The products are marketed as shiny wonders all intended to simply make your life easier. But no, your data is what they are after and why typically they are relatively priced low. All your data can be bundled up and consumed inhouse and/or sold to all the other vampires out there. Everyone eats. Off you. And not in the naked sushi sorta way. Our privacy interests are being decimated wholesale by big tech. And we are being told any of our lamentations are unreasonable. Mark Zuckerberg claims that “privacy is no longer a social norm.” Eric Schmidt (of Google fame), channeling Joe McCarthy, opines, “[i]f you have something that you don’t want anyone to know, maybe you shouldn’t be doing it in the first place?” Stop whining. How dare we ask for privacy in this new digital world. Next up on the chopping block is autonomous thought. As these technologies are harvested in order to “nudge” us in the direction corporate opportunists desire (hint—its usually monetarily driven). For an excellent analysis on this issue, check out Shoshana Zuboff’s, The Age of Surveillance Capitalism: The Fight for a Human Future at the New Frontier of Power. A light read you can finish in-between digesting the latest Keeping Up with the Kardashians episode. Alternatively, or conjunctively, check out The Social Dilemma on Netflix.

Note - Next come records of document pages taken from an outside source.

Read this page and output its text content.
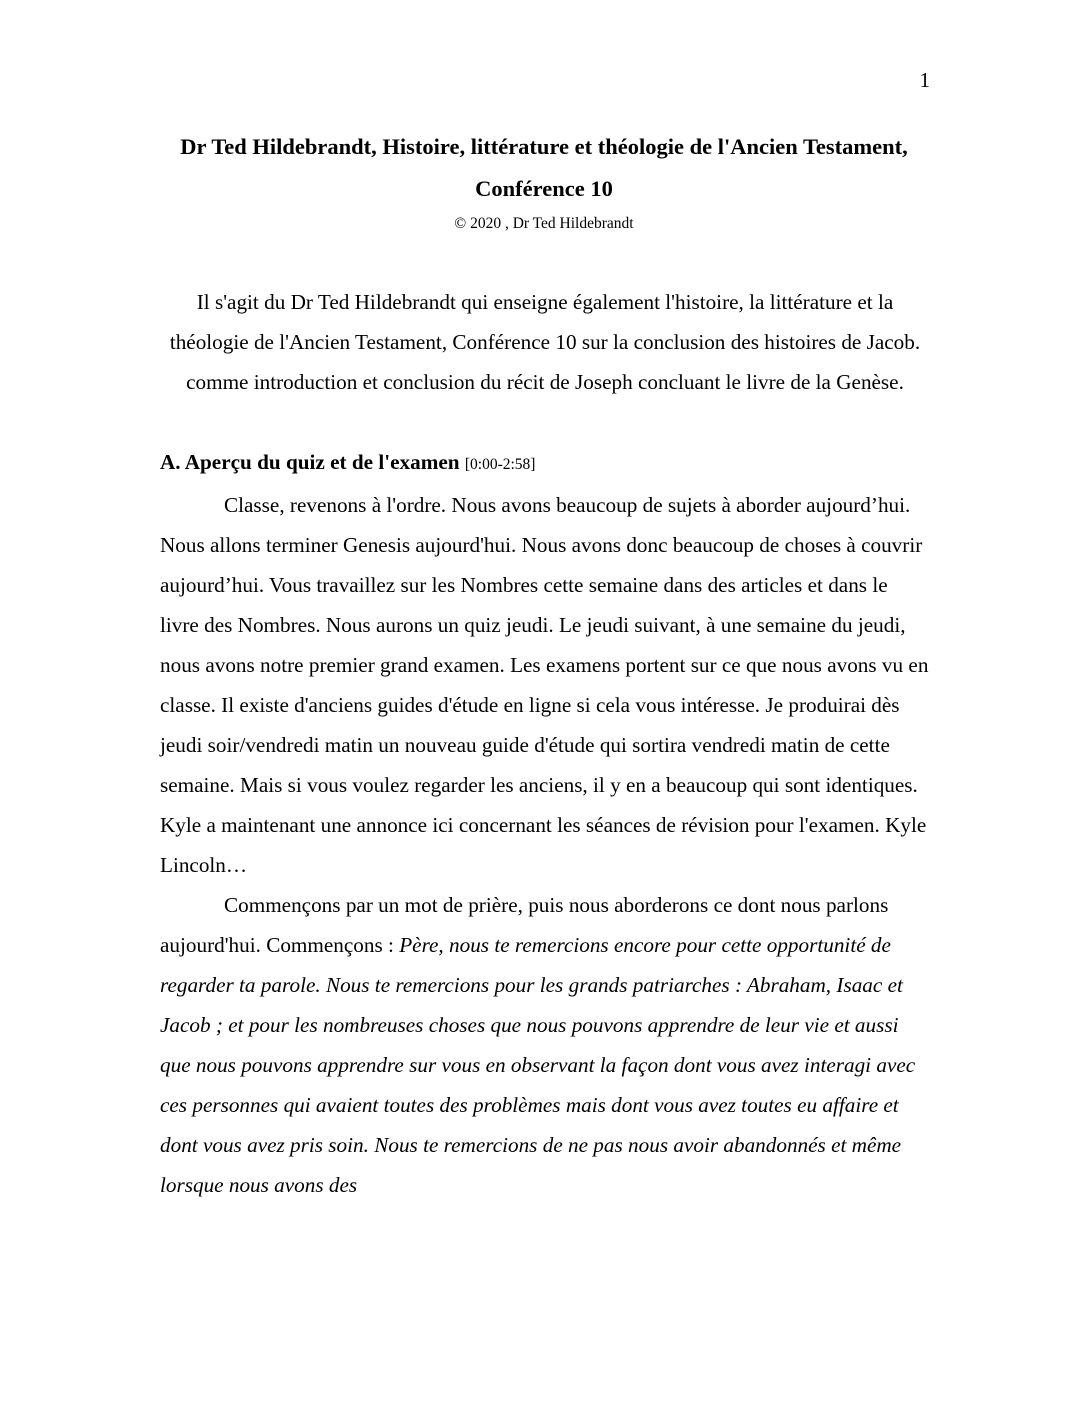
1
Dr Ted Hildebrandt, Histoire, littérature et théologie de l'Ancien Testament, Conférence 10
© 2020 , Dr Ted Hildebrandt

Il s'agit du Dr Ted Hildebrandt qui enseigne également l'histoire, la littérature et la théologie de l'Ancien Testament, Conférence 10 sur la conclusion des histoires de Jacob. comme introduction et conclusion du récit de Joseph concluant le livre de la Genèse.

A. Aperçu du quiz et de l'examen [0:00-2:58]

Classe, revenons à l'ordre. Nous avons beaucoup de sujets à aborder aujourd’hui. Nous allons terminer Genesis aujourd'hui. Nous avons donc beaucoup de choses à couvrir aujourd’hui. Vous travaillez sur les Nombres cette semaine dans des articles et dans le livre des Nombres. Nous aurons un quiz jeudi. Le jeudi suivant, à une semaine du jeudi, nous avons notre premier grand examen. Les examens portent sur ce que nous avons vu en classe. Il existe d'anciens guides d'étude en ligne si cela vous intéresse. Je produirai dès jeudi soir/vendredi matin un nouveau guide d'étude qui sortira vendredi matin de cette semaine. Mais si vous voulez regarder les anciens, il y en a beaucoup qui sont identiques. Kyle a maintenant une annonce ici concernant les séances de révision pour l'examen. Kyle Lincoln…

Commençons par un mot de prière, puis nous aborderons ce dont nous parlons aujourd'hui. Commençons : Père, nous te remercions encore pour cette opportunité de regarder ta parole. Nous te remercions pour les grands patriarches : Abraham, Isaac et Jacob ; et pour les nombreuses choses que nous pouvons apprendre de leur vie et aussi que nous pouvons apprendre sur vous en observant la façon dont vous avez interagi avec ces personnes qui avaient toutes des problèmes mais dont vous avez toutes eu affaire et dont vous avez pris soin. Nous te remercions de ne pas nous avoir abandonnés et même lorsque nous avons des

Elimination of these devices is not very realistic given their ubiquity, usefulness, and integration into our lives. A practical solution would be regulation regarding privacy rights with limitations placed on the collection, retention, merging, and sale of personal data. So where is the government in all this? Even putting aside the amount of money thrown around by tech companies to politicians and the reliance of politicians on the data provided by tech companies for their own campaigning, there is an Orwellian factor at play for the government’s inaction. After all, a vampire isn’t bad if they can be reduced to being your supplicant. This is exactly what we are witnessing now with the dangerous symbiotic relationship between private tech companies and government. Manipulation of public thought. Across the board. On a behemoth and very efficient level. Whether it is WMDs (legacy media), the war in Ukraine (isn’t it crazy how often we have to kill people who hate democracy) or the lap-top of a certain First Son. Frankly the vampire doesn’t ascribe to any political agenda, he simply wants to eat. Red blood. Or blue blood. Either will do.